Comparatively few fell at the
bridge, but four or five hundred are said to have fallen, "murdered up
and down the fields," says Wodrow, "wherever the soldiers met them,
without mercy." Mercy was not a conspicuous quality of the soldiery of
those days; and the discovery of a huge gallows in the insurgents' camp,
with a cartload of new ropes at the foot, was not likely to stay the
hands of men who knew well enough that had the fortune of war been
different those ropes would have been round their necks without any
mercy. But it is clear that Monmouth was able to save many.
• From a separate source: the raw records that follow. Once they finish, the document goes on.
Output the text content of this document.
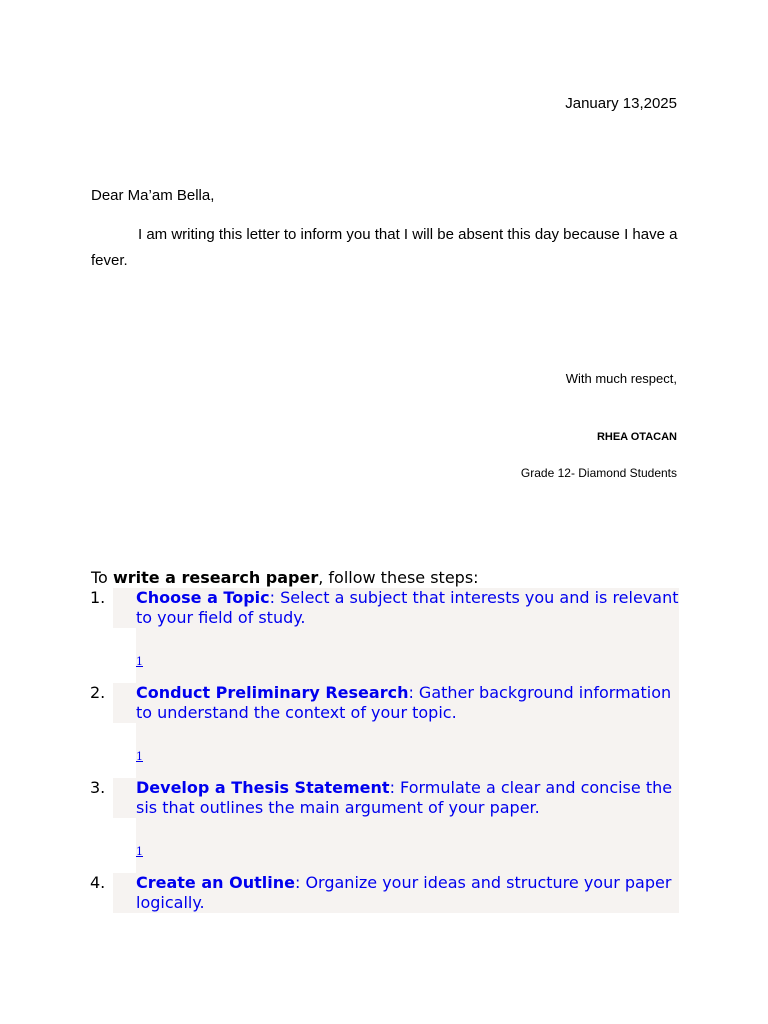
January 13,2025
Dear Ma’am Bella,

I am writing this letter to inform you that I will be absent this day because I have a fever.

With much respect,
RHEA OTACAN
Grade 12- Diamond Students

To write a research paper, follow these steps:

1.	Choose a Topic: Select a subject that interests you and is relevant to your field of study.
1
2.	Conduct Preliminary Research: Gather background information to understand the context of your topic.
1
3.	Develop a Thesis Statement: Formulate a clear and concise thesis that outlines the main argument of your paper.
1
4.	Create an Outline: Organize your ideas and structure your paper logically.
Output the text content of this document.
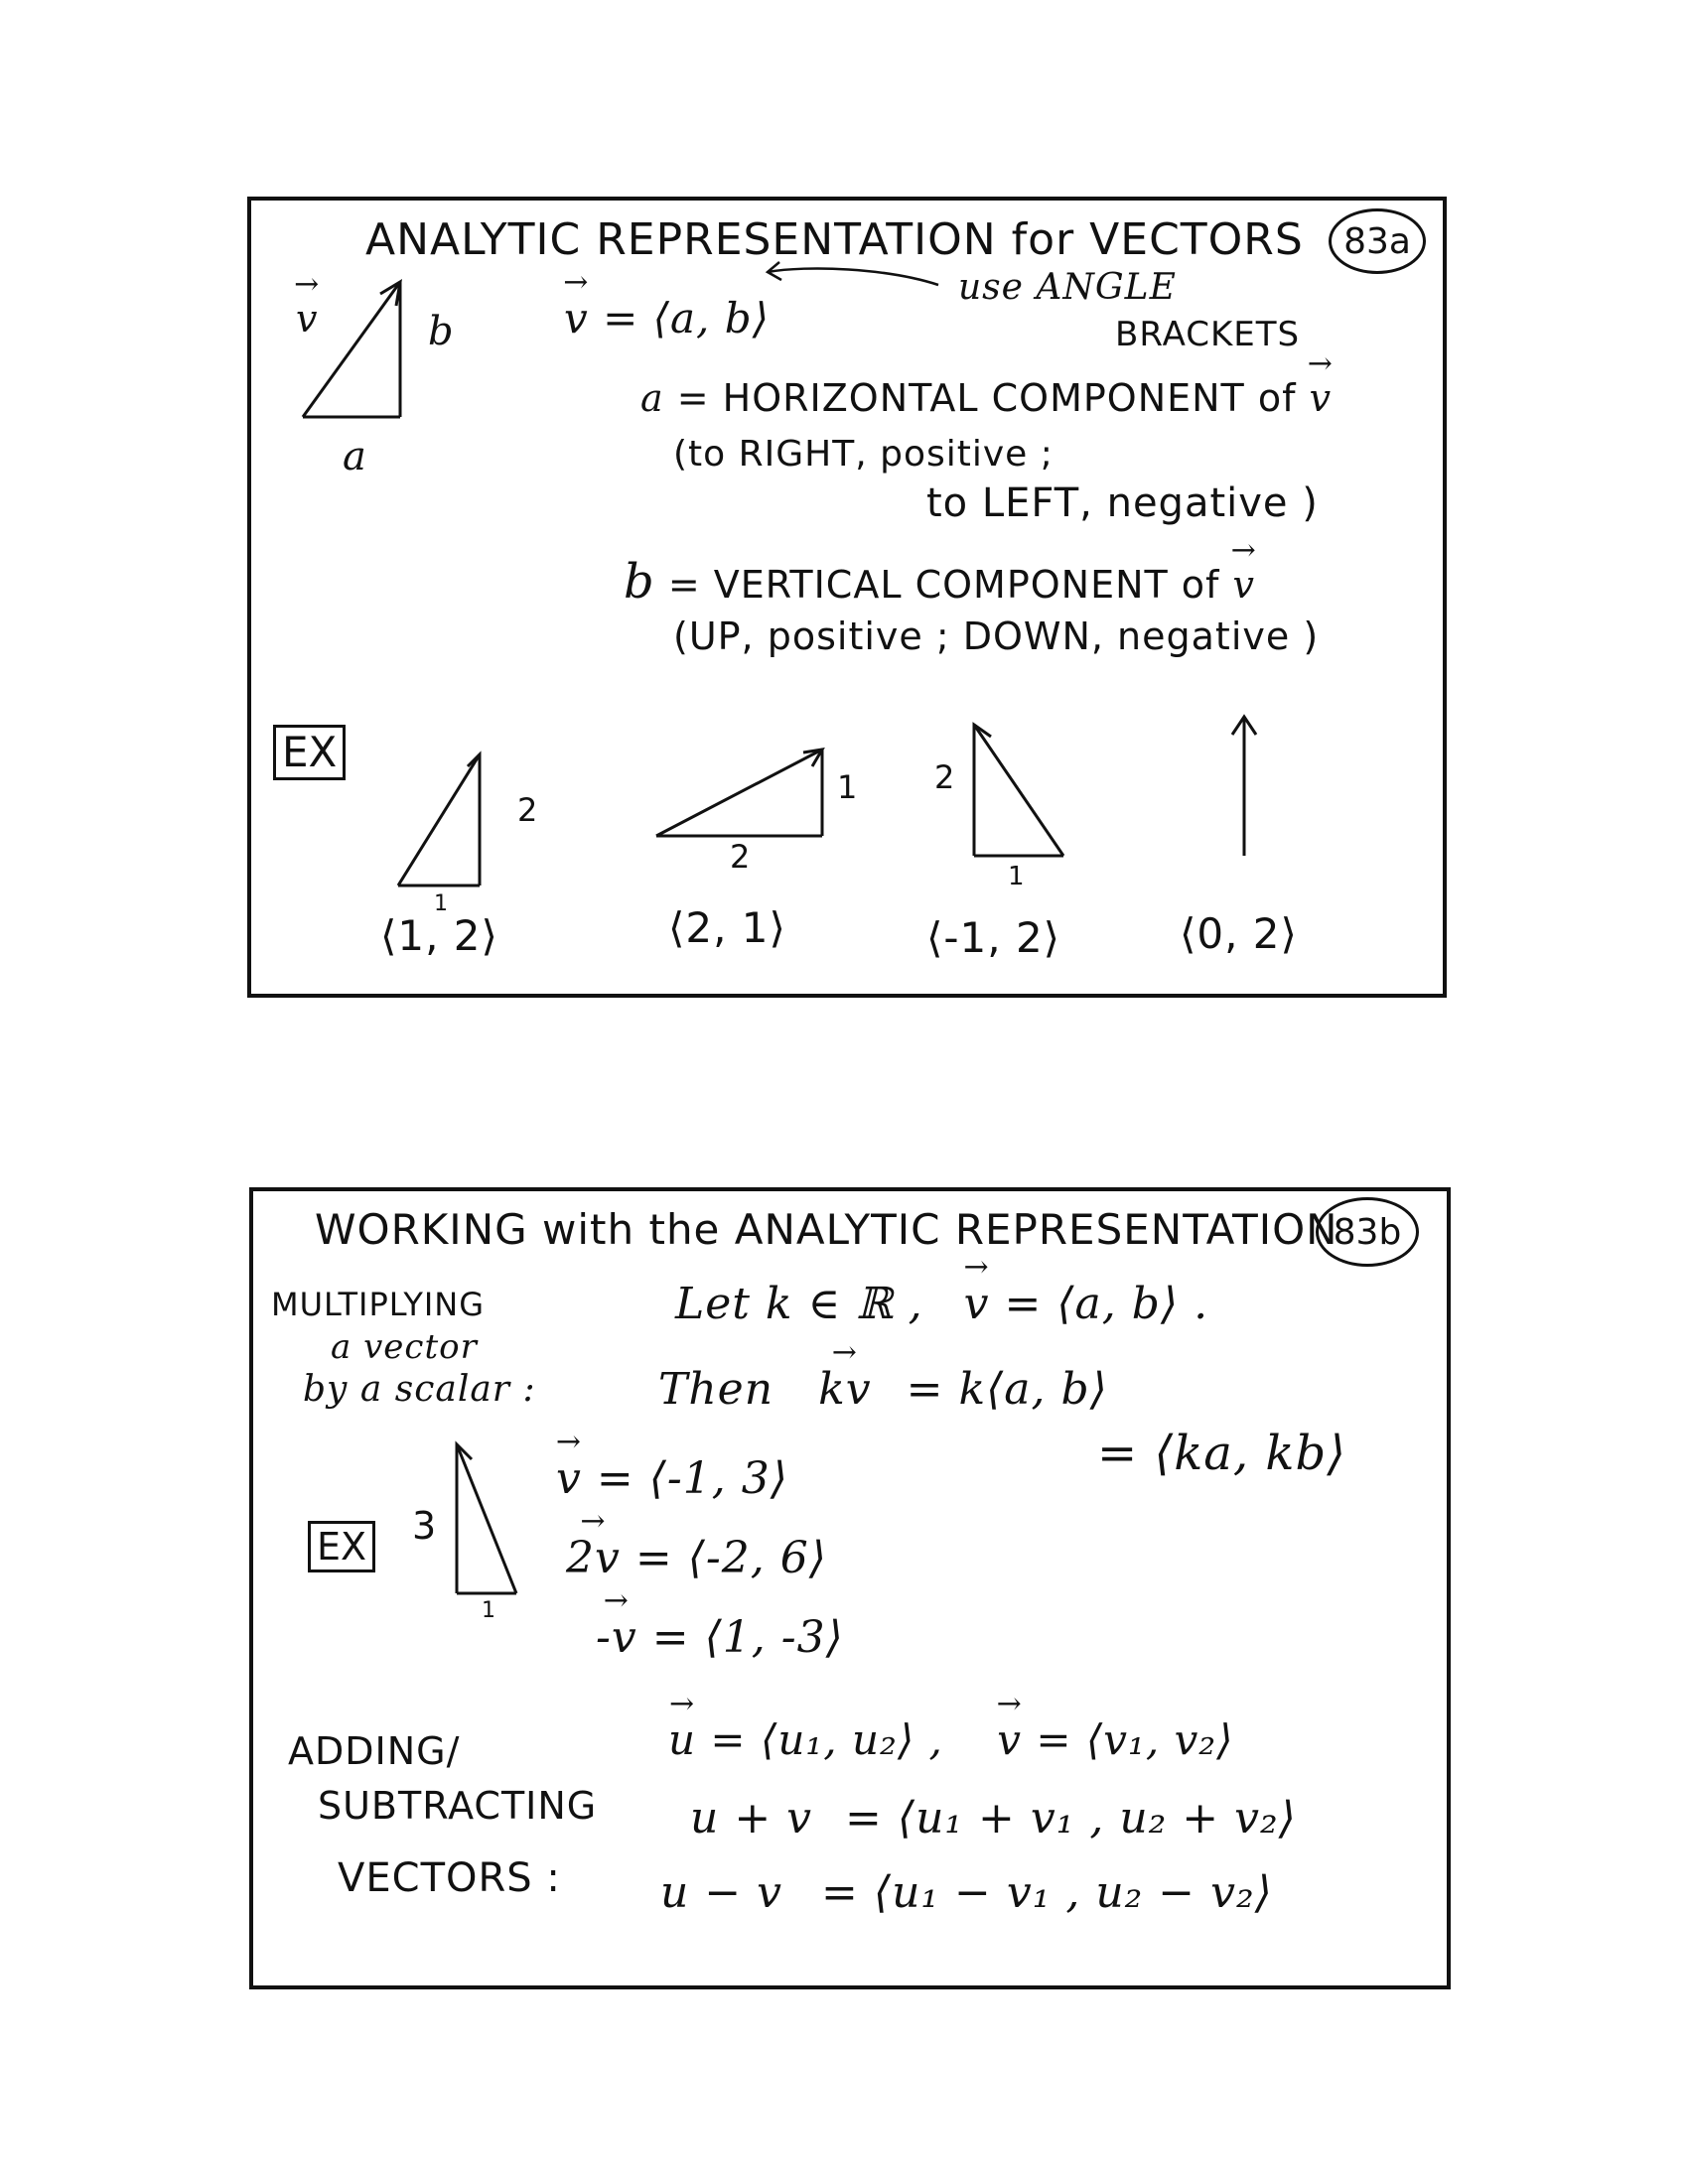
ANALYTIC REPRESENTATION for VECTORS	83a
→ v	b
a
→ v = ⟨a, b⟩
use ANGLE
BRACKETS
a = HORIZONTAL COMPONENT of → v
(to RIGHT, positive ;
to LEFT, negative )
b = VERTICAL COMPONENT of → v
(UP, positive ; DOWN, negative )
EX
2
1
⟨1, 2⟩
1
2
⟨2, 1⟩
2
1
⟨-1, 2⟩	⟨0, 2⟩
WORKING with the ANALYTIC REPRESENTATION
83b
MULTIPLYING
a vector
by a scalar :
Let k ∈ ℝ , → v = ⟨a, b⟩ .
Then → kv = k⟨a, b⟩
= ⟨ka, kb⟩
EX 3
1
→ v = ⟨-1, 3⟩
→ 2v = ⟨-2, 6⟩
→ -v = ⟨1, -3⟩
ADDING/
SUBTRACTING
VECTORS :
→ u = ⟨u₁, u₂⟩ , → v = ⟨v₁, v₂⟩
u + v = ⟨u₁ + v₁ , u₂ + v₂⟩
u − v = ⟨u₁ − v₁ , u₂ − v₂⟩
When Dalziel
arrived next day in camp and learned how things had gone, he rebuked
the Duke to his face for betraying his command. "Had I come a day
sooner," he said, "these rogues should never have troubled his majesty
or the kingdom any more."[33]
There is no authority for attributing to Claverhouse himself any
particular ferocity. We may be pretty sure that the Covenanting
chroniclers would not have refrained from another fling at their
favourite scapegoat could they have found a stone to their hand; but as
a matter of fact, in no account of the battle is he mentioned, save by
name only, as having been present with his troop in Monmouth's army. The
fiery and vindictive part assigned to him by Scott rests on the
authority of the most amazing tissue of absurdities ever woven out of
the inventive fancy of a ballad-monger.